ScamVerify™
Concepts

Data Sources

All threat intelligence and reputation data sources used by ScamVerify™, including what each provides, update frequency, and coverage.

ScamVerify™ aggregates data from 12+ independent sources to produce risk assessments. No single source is trusted in isolation. The scoring engine cross-references multiple signals to reduce false positives and catch threats that any individual source might miss.

FTC Do Not Call Complaints

What it provides: Consumer complaint records filed with the Federal Trade Commission against phone numbers that violated the National Do Not Call Registry. Each record includes the complaint date, subject category (robocall, live caller, etc.), and whether the consumer reported a robocall.

Coverage: 2.79 million+ complaint records covering U.S. phone numbers.

Update frequency: Hourly sync via automated pipeline. New complaints are typically available within 1 to 2 hours of FTC publication.

Used by: Phone channel. Complaint count, recency, and robocall percentage are primary inputs to the phone scoring engine.

FCC Consumer Complaints

What it provides: Telecom-specific consumer complaints filed with the Federal Communications Commission. These cover a broader range of issues than FTC data, including unwanted calls, cramming, slamming, and accessibility violations.

Coverage: U.S. telecom complaints. Overlaps with FTC data but provides independent corroboration and catches complaints not filed with the FTC.

Update frequency: Synced via automated pipeline on a regular schedule.

Used by: Phone channel.

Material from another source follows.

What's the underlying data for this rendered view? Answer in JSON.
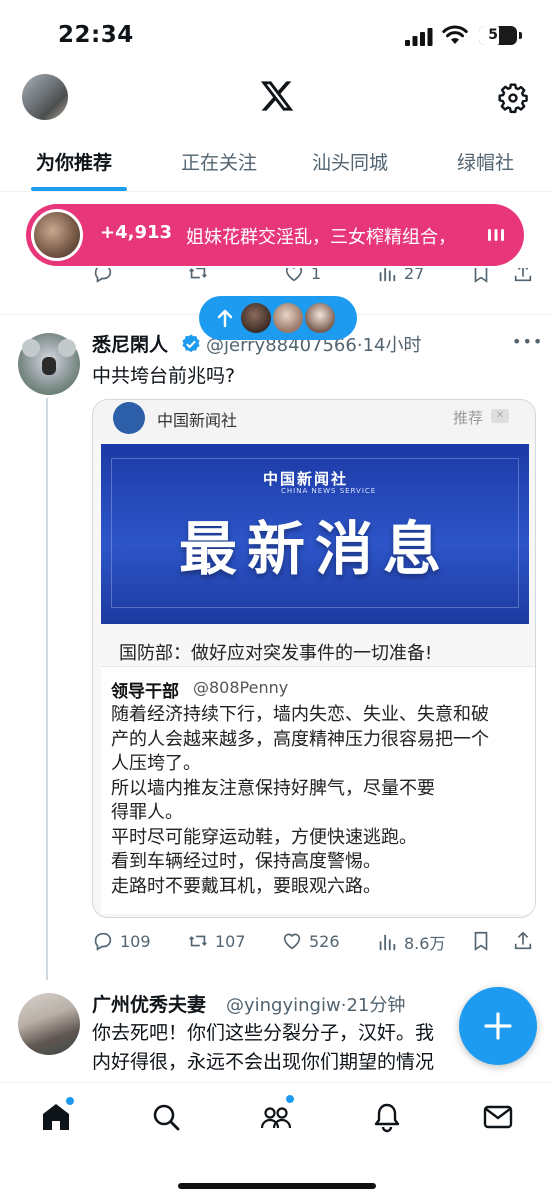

FCC complaint counts contribute to the base score independently of FTC data.

Twilio Lookup

What it provides: Real-time telecom infrastructure data for phone numbers, including:

  • Carrier name (e.g., T-Mobile, Bandwidth.com)
  • Line type (mobile, landline, VoIP, non-fixed VoIP, toll-free)
  • CNAM (Caller Name, the registered caller ID)
  • Number validity (whether the number exists in the telecom network)

Coverage: U.S. phone numbers. International coverage varies by region.

Update frequency: Real-time lookup on each request (cached after first lookup).

Used by: Phone channel. Line type and carrier information are critical scoring signals. VoIP numbers, especially non-fixed VoIP, carry higher baseline risk. Invalid numbers are automatically scored at 100.

Robocall Detection Database

What it provides: Real-time identification of phone numbers associated with robocall activity. Numbers are flagged based on call pattern analysis across carrier networks.

Coverage: U.S. phone numbers with active robocall patterns.

Update frequency: Real-time on each lookup.

Used by: Phone channel. A robocall flag enforces a minimum score floor of 65, ensuring flagged numbers are never rated below high_risk.

IPQS (IP Quality Score)

What it provides: Reputation scores for both phone numbers and URLs. The phone reputation score evaluates fraud risk based on patterns across financial services, e-commerce, and telecom. The URL reputation score evaluates domain risk based on hosting infrastructure, traffic patterns, and known associations with malicious activity.

Coverage: Global. Covers phone numbers and URLs/domains.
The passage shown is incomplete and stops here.